Le parcours de Roger Magini n’est pas banal. Natif de Monaco, il a établi ses quartiers dans la jeune vingtaine au Québec, où il a résidé quelque quarante ans, au cours desquels il aura fait paraître une douzaine de titres, dont deux se sont classés finalistes au Prix du Gouverneur général du Canada : Un homme défait (1995) et Styx (2000). Il profite maintenant de son retour en France pour publier chez Grasset Ilitch, mort ou vif, une œuvre dense d’une qualité d’écriture remarquable, aussi sobre que précise.
Il y a quelque chose de virtuose dans cet art de pénétrer avec tant de pertinence les voies d’un peuple qui nous est étranger. Dans Ilitch, Magini nous transporte dans ce qui constitue les fondements mêmes de l’âme russe, aussi bien dans ses tourments que dans ses emballantes velléités révolutionnaires qui l’auront marquée au cours du dernier siècle.

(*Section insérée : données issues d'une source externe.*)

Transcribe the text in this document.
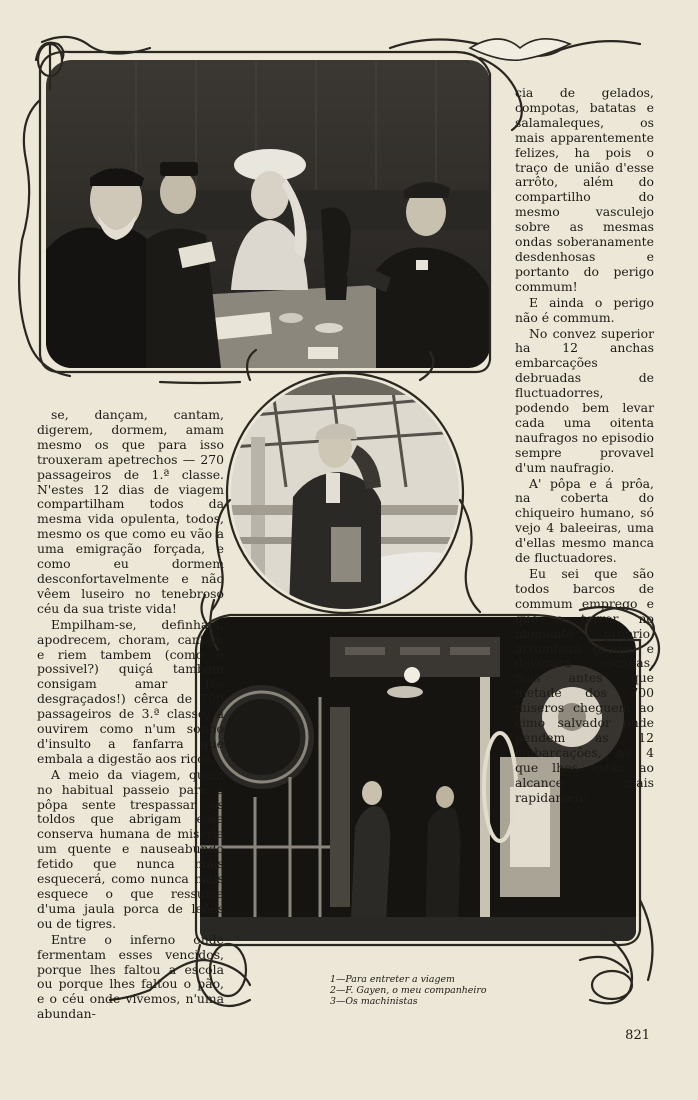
cia de gelados, compotas, batatas e salamaleques, os mais apparentemente felizes, ha pois o traço de união d'esse arrôto, além do compartilho do mesmo vasculejo sobre as mesmas ondas soberanamente desdenhosas e portanto do perigo commum!

E ainda o perigo não é commum.

No convez superior ha 12 anchas embarcações debruadas de fluctuadorres, podendo bem levar cada uma oitenta naufragos no episodio sempre provavel d'um naufragio.

A' pôpa e á prôa, na coberta do chiqueiro humano, só vejo 4 baleeiras, uma d'ellas mesmo manca de fluctuadores.

Eu sei que são todos barcos de commum emprego e que o terror, no momento proprio, arrombará grades e devorará escadas, mas antes que metade dos 700 miseros cheguem ao cimo salvador onde pendem as 12 embarcações, as 4 que lhes estão ao alcance mais rapidamen-

se, dançam, cantam, digerem, dormem, amam mesmo os que para isso trouxeram apetrechos — 270 passageiros de 1.ª classe. N'estes 12 dias de viagem compartilham todos da mesma vida opulenta, todos, mesmo os que como eu vão a uma emigração forçada, e como eu dormem desconfortavelmente e não vêem luseiro no tenebroso céu da sua triste vida!

Empilham-se, definham, apodrecem, choram, cantam e riem tambem (como é possivel?) quiçá tambem consigam amar (os desgraçados!) cêrca de 700 passageiros de 3.ª classe, a ouvirem como n'um sonho d'insulto a fanfarra que embala a digestão aos ricos.

A meio da viagem, quem no habitual passeio pare á pôpa sente trespassar os toldos que abrigam essa conserva humana de miseria um quente e nauseabundo fetido que nunca mais esquecerá, como nunca mais esquece o que ressuma d'uma jaula porca de leões ou de tigres.

Entre o inferno onde fermentam esses vencidos, porque lhes faltou a escola ou porque lhes faltou o pão, e o céu onde vivemos, n'uma abundan-

1—Para entreter a viagem
2—F. Gayen, o meu companheiro
3—Os machinistas
821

Cloué à son lit d’hôpital, Charlie Boy fait appel aux bons services de son ami tout simplement nommé Narrateur pour qu’il lui raconte l’histoire de Vladimir Ilitch Oulianov, dit Lénine, une histoire agrémentée d’une pléthore de détails maintenant l’illusion des succès d’Ilitch. Qu’il s’agisse d’une affabulation ou plutôt d’une fable philosophique, ce roman est avant tout une bouée de sauvetage lancée à celui qui se noie, dans l’espoir de tenir la Camarde à distance. En sursis depuis qu’il a été condamné par les médecins, Charlie Boy laisse donc cette voix intarissable entretenir la flamme rouge, comme une sorte de soins palliatifs pour l’âme. Narrateur s’amuse donc au fil de ses visites à l’hôpital à refaire l’histoire et imagine à Ilitch en fauteuil roulant une vie rêvée où les entorses à la vérité historique ne sont pas seulement tolérées, mais surtout souhaitées.

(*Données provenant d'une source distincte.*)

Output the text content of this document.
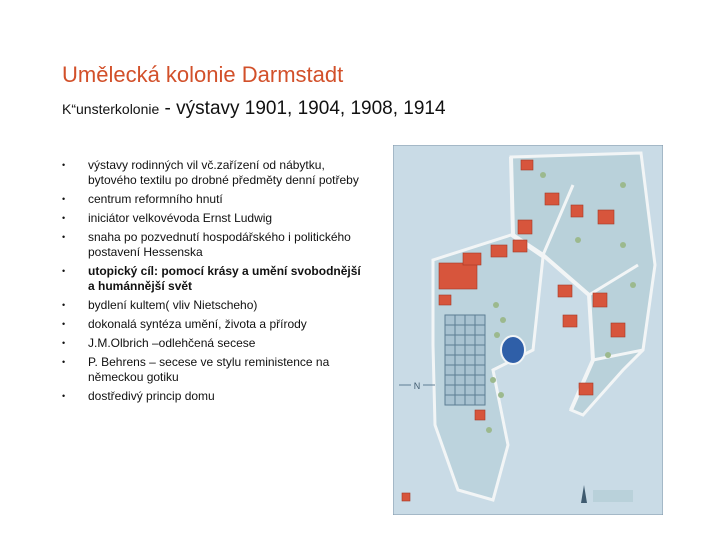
Umělecká kolonie Darmstadt
K“unsterkolonie - výstavy 1901, 1904, 1908, 1914
• výstavy rodinných vil vč.zařízení od nábytku, bytového textilu po drobné předměty denní potřeby
• centrum reformního hnutí
• iniciátor velkovévoda Ernst Ludwig
• snaha po pozvednutí hospodářského i politického postavení Hessenska
• utopický cíl: pomocí krásy a umění svobodnější a humánnější svět
• bydlení kultem( vliv Nietscheho)
• dokonalá syntéza umění, života a přírody
• J.M.Olbrich –odlehčená secese
• P. Behrens – secese ve stylu reministence na německou gotiku
• dostředivý princip domu
N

Même si le texte de Magini parle à l’intellect d’abord plutôt qu’au cœur en raison d’une culture foisonnante, les pages les plus marquantes d’Ilitch, mort ou vif restent celles, si justes, où sont évoqués les derniers moments d’un homme déchu, ce Charlie Boy étique qui s’accroche à la vie, suspendu aux lèvres de celui qu’il aime appeler Narrateur.
Des films ingénieux comme Big Fish (Tim Burton) ou Good Bye Lenin ! (Wolfgang Becker) nous ont montré que l’art de créer une illusion peut pallier bien des maux. Peu importe en fait si ce en quoi on prête foi est véridique ou pure chimère, car la fiction vaut bien au final la réalité. Roger Magini livre avec Ilitch, mort ou vif le récit passionné d’une uchronie autour de celui qui aura rêvé pour sa chère patrie d’une utopie prolétaire.